Uh-oh, another local backlash against the installation of smart meters — and this time it’s not in Bakersfield, Calif., the home of the original smart meter lawsuit that rattled utilities nationwide late last year. The Dallas Morning News (hat tip Green Inc) reports that “hundreds” of Texans who received smart meters in Oncor’s service territory are complaining about the accuracy of the meters after receiving unusually high energy bills after the meters were installed.
State Senator Troy Fraser, (R) also chairman of the Senate Business and Commerce Committee, asked the Texas Public Utility Commission to call for a halt of the meter installations and to start an independent audit. The PUC tells The Dallas Morning News that it hopes to hire an auditor within the next two weeks to review the meters’ accuracy, but no word on whether Oncor will slow down its deployment. (We’ve reached out to Oncor and are waiting to hear back).
The situation in Texas sounds very similar to that of Bakersfield — from both a utility and a consumer perspective. In the Bakersfield case, utility PG&E actually did end up slowing down its smart meter deployment in the area and looked to hire an independent auditor to test the accuracy of the meters. Both PG&E and network vendor Silver Springs Networks stated several times that the meters were accurate but that they would test the meters. In both cases unusual weather was sited as a potential cause for the bill spikes.

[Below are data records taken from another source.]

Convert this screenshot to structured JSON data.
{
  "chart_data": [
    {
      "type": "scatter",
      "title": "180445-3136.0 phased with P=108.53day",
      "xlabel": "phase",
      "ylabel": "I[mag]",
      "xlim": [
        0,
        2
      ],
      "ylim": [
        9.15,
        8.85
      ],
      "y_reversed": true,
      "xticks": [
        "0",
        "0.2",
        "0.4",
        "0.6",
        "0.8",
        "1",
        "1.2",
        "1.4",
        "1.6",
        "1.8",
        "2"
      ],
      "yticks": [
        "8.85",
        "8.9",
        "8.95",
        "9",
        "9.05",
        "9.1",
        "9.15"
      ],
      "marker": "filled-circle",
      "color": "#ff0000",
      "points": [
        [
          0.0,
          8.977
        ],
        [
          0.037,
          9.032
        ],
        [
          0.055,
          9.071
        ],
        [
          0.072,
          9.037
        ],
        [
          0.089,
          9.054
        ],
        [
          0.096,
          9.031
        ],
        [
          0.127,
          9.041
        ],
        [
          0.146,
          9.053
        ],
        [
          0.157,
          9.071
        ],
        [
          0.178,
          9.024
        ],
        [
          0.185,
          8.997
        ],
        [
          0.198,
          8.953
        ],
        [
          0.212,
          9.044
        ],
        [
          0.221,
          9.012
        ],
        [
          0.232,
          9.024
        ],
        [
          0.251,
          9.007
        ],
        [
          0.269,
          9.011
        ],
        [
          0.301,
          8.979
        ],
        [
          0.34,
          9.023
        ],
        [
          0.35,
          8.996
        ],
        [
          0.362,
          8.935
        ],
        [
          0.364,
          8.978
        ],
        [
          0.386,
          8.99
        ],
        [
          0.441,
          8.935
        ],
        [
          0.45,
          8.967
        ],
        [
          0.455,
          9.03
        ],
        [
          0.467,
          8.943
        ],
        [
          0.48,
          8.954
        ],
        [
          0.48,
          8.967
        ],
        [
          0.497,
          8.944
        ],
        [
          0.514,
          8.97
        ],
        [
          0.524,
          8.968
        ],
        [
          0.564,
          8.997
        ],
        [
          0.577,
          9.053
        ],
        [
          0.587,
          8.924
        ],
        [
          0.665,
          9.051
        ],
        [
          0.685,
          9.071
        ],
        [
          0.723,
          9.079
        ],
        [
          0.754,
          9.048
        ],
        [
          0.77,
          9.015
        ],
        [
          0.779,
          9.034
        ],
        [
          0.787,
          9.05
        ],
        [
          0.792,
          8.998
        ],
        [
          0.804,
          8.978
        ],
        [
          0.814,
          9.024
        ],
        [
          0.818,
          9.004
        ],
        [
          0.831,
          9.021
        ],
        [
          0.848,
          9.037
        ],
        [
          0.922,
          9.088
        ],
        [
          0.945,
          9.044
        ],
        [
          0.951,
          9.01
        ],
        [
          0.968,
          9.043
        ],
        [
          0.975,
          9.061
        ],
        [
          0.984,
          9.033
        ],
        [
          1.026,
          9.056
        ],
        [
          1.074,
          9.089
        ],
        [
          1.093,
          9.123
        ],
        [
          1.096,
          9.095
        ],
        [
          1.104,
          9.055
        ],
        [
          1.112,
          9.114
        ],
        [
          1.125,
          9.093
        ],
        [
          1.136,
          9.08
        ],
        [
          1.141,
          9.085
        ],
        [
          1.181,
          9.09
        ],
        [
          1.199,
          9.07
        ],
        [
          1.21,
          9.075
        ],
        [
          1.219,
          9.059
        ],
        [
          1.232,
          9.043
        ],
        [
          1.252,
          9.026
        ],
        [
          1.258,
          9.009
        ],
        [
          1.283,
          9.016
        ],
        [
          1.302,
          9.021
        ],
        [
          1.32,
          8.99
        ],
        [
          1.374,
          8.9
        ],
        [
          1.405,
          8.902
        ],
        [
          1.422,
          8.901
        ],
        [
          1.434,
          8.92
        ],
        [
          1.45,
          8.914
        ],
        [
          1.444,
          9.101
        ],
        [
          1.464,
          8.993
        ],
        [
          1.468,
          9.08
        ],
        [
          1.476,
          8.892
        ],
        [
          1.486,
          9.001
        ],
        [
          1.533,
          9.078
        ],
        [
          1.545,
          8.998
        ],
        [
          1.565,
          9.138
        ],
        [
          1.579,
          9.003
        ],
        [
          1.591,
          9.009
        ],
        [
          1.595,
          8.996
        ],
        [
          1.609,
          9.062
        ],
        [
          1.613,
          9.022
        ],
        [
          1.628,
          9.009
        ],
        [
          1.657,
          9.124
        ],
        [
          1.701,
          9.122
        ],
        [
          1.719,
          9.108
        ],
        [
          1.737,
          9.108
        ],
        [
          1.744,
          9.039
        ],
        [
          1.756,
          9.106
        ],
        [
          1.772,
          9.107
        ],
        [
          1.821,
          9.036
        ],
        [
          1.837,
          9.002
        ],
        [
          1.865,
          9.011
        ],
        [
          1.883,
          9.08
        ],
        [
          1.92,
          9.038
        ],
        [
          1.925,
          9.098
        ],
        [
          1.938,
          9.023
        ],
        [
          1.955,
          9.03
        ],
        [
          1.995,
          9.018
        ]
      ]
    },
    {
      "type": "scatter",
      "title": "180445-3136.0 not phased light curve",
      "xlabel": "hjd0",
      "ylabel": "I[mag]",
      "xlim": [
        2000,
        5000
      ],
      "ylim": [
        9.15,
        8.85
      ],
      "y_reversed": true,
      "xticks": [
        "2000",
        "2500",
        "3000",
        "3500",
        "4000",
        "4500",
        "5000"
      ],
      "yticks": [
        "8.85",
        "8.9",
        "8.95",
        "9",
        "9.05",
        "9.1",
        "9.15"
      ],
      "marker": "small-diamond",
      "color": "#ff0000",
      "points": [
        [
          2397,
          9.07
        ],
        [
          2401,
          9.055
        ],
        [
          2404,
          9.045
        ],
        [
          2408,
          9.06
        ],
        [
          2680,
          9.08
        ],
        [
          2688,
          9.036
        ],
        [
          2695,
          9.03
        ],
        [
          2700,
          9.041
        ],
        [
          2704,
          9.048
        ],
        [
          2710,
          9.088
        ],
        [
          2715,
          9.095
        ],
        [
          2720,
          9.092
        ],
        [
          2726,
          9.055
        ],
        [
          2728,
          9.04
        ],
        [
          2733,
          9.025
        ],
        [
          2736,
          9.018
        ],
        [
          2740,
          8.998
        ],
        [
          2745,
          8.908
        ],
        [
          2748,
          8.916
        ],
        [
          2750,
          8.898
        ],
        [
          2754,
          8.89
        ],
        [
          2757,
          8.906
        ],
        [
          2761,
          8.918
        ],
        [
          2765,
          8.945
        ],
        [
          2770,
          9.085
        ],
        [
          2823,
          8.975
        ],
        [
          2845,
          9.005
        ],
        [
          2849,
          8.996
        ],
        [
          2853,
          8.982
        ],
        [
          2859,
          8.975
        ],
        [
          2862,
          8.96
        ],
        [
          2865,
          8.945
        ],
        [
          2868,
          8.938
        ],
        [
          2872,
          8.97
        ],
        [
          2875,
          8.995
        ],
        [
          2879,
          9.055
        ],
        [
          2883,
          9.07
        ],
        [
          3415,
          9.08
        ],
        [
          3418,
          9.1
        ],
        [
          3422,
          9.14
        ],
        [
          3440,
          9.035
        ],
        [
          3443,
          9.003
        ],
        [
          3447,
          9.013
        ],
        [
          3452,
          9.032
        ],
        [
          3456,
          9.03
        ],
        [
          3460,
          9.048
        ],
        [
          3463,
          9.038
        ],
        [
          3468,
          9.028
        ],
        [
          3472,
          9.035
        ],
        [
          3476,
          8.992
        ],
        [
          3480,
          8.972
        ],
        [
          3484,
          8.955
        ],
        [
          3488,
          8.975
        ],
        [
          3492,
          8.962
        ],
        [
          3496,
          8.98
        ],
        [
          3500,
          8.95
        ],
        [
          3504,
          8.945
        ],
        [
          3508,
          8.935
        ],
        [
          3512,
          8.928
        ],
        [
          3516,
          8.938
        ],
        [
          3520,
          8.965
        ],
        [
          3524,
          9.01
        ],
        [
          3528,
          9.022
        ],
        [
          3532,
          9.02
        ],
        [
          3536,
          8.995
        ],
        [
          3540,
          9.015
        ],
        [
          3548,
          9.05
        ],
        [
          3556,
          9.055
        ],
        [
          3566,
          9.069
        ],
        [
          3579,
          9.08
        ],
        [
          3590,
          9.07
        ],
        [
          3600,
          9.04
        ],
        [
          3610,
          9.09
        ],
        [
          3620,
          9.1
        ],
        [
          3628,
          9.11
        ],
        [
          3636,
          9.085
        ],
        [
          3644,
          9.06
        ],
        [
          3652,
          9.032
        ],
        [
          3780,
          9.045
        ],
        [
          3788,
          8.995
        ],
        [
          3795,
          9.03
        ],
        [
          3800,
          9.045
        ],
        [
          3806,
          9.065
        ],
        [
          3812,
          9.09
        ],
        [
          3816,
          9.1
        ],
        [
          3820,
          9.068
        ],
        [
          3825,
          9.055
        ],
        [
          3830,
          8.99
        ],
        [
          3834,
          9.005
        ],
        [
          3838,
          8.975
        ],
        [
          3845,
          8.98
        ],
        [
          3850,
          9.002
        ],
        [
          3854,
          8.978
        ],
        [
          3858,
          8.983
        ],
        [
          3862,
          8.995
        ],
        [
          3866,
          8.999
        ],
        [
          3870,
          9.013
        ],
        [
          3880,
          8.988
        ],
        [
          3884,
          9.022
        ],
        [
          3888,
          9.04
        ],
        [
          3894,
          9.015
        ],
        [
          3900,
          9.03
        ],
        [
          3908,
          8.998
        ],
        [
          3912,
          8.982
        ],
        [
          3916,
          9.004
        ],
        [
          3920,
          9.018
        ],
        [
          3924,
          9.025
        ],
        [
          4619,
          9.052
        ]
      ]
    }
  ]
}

Smart meters are just digital IT technology used for the electrical network, and aren’t exactly bleeding edge tech — the large majority of them are likely accurate, and if they aren’t there’s a digital trail that can be looked at and fixed. As we pointed out, however, the problem in both cases is a problem of communication. Utilities need to learn to communicate a lot better, and develop a much stronger relationship, with their customers, whether that’s through marketing, PR or customer outreach.
As Seth Frader-Thompson, CEO of energy management startup EnergyHub explained to me late last year, utilities, with their regulatory markets, have a long history of looking at their customers as “rate payers,” or even “load” and there needs to be a sea change in the relationship between utilities and power consumers.
Oncor tells The Dallas Morning News that it will host 100 open houses this year to explain how the new meters work, to help customers understand their bills and to teach them how to lower their energy bills.
Having poor communications won’t only hurt Oncor, it will affect the smart grid tech vendors as well. Oncor is working with smart meter maker Landis + Gyr, IBM (s IBM) and software startup Ecologic Analytics. And, as in the case of Bakersfield, these complaints will cause the entire utility and smart grid industries to sit up, take notice, and worry — a lot.